A hedge fund, appropriately named Juridica, has listed on London’s AIM market with 80 million pounds of funding to invest in business-to-business lawsuits. HT MR. Juridica will invest in US and UK lawsuits, joining another recently launched fund, MKM Longboat, which will finance European lawsuits.

According to the Times article, Juridica has backing from well-known investors such as Invesco. The article points out that

[p]ursuing legal claims can be frighteningly expensive. Plaintiffs have to commit management time and cash years into the future with no certainty of success. Getting an outside investor to share some of the financial pain can be very attractive. So can tapping their litigation experience. While most large companies are well resourced with in-house lawyers, few have litigation experience.

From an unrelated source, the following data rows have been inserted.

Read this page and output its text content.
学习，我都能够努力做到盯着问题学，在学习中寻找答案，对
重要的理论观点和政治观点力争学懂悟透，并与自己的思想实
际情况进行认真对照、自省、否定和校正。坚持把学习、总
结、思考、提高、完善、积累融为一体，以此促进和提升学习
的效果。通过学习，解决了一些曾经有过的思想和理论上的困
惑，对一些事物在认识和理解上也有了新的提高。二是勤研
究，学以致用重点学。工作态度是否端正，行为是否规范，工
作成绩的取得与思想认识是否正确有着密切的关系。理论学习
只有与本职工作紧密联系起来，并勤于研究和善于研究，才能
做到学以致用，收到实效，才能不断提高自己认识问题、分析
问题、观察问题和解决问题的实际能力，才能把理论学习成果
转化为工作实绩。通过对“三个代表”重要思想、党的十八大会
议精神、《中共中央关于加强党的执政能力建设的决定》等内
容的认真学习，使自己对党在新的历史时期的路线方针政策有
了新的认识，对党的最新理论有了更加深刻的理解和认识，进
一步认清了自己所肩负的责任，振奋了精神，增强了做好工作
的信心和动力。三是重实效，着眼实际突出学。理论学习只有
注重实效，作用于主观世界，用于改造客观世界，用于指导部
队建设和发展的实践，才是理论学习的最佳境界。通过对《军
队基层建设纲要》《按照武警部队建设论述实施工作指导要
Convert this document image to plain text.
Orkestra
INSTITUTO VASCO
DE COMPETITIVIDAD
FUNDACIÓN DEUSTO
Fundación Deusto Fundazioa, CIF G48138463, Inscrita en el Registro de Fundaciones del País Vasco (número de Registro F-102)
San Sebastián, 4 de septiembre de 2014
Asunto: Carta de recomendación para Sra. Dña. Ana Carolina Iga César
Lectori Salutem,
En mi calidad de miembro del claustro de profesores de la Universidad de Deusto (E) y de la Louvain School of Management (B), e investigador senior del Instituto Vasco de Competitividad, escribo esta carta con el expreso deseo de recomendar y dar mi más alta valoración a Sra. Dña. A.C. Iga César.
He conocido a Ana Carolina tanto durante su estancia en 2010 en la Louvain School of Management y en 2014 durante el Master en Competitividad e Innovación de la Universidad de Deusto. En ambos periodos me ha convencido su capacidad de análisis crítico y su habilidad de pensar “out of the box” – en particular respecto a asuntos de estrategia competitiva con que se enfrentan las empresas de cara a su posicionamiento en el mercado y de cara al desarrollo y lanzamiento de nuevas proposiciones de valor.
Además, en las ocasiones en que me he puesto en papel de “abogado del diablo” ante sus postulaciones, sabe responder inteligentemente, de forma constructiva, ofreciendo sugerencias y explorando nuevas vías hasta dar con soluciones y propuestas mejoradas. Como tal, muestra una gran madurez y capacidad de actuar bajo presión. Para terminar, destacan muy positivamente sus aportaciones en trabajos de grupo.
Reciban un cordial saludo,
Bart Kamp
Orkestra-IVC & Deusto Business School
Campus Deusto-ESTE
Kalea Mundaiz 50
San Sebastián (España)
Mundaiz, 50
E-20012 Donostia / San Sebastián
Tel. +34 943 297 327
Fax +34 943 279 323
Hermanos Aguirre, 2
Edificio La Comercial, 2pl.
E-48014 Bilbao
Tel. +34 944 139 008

The article also notes the challenges facing the fund managers: assessing the strength of the cases and likely collectible damages, bargaining with the plaintiffs and structuring the terms of engagement. The article concludes:

Law firms in the US remain one of the few no-go areas for outside equity capital investment. They also appear a safe bet to prosper in the chilliest of economic conditions. No wonder capital is starting to seek out imaginative ways to try to piggyback on their good fortune.

For more on financing law firms, see this exchange with Mitt Regan and Bruce MacEwen and many other posts in my lawyers' archive.  And the involvement of publicly traded hedge funds dovetails with another of my interests -- the increasing role of partnerships in large and publicly traded businesses.